Boeing (NYSE: BA) was doubtless disappointed when India booted it from the competition for a $10 billion fighter jet contract last month. But don't lose heart, investors. Boeing's battling back, having scored another small victory Wednesday.

This morning, the company announced a 10-plane deal from the Indian Ministry of Defense for delivery of the C-17 Globemaster III transport aircraft. At roughly $191 million apiece, the contract is worth $1.9 billion to Boeing, eclipsing the value of the six-plane C-130J deal that Lockheed Martin (NYSE: LMT) inked a few years ago. It bolsters Boeing's place in the Indian arms market, first won when the company and partners Raytheon (NYSE: RTN) and Northrop Grumman (NYSE: NOC) landed a $2.1 billion deal to supply India with P-8I subhunting aircraft.

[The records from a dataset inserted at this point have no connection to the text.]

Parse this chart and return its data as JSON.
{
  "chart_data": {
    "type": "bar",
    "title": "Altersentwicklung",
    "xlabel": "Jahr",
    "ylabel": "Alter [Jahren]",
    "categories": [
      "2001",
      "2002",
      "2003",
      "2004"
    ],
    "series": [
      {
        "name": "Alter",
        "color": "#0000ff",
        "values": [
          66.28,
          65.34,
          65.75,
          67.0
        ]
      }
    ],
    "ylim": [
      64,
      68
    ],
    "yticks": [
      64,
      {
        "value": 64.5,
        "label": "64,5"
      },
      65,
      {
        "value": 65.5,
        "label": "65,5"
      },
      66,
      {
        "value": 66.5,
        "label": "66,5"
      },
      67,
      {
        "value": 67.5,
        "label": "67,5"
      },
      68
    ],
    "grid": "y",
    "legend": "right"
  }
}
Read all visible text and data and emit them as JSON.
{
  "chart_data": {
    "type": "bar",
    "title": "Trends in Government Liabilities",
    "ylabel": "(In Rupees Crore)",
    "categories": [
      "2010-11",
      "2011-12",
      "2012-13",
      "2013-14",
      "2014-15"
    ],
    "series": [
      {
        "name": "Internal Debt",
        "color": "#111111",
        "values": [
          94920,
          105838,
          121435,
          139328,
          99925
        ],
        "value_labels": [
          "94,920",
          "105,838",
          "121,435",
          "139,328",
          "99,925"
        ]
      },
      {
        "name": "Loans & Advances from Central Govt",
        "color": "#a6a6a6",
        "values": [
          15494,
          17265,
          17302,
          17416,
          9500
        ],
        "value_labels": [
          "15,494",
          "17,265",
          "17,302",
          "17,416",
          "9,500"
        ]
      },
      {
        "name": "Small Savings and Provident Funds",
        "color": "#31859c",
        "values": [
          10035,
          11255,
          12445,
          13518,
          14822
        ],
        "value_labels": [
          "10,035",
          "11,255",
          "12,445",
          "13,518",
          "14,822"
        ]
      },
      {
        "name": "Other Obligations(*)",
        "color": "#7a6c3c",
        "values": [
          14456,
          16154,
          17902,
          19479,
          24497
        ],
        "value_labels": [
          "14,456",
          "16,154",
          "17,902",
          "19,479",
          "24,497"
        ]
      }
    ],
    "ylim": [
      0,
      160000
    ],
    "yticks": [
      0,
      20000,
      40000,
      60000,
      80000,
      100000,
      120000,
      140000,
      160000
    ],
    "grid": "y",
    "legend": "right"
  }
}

$2 billion here, $2 billion there ...
Granted, these contracts don't yet add up to "real money" for Boeing, which does $64 billion in annual business globally. The company will need to land more (and bigger) contracts if it hopes to make up the shortfall from a retrenching Pentagon.

But that does seem to be the plan, for both Boeing and the Pentagon itself. As U.S. taxpayers rebel at the high cost of defending not just U.S. interests, but subsidizing the security needs of others, we're going to see more and more deals like the one inked in India this week.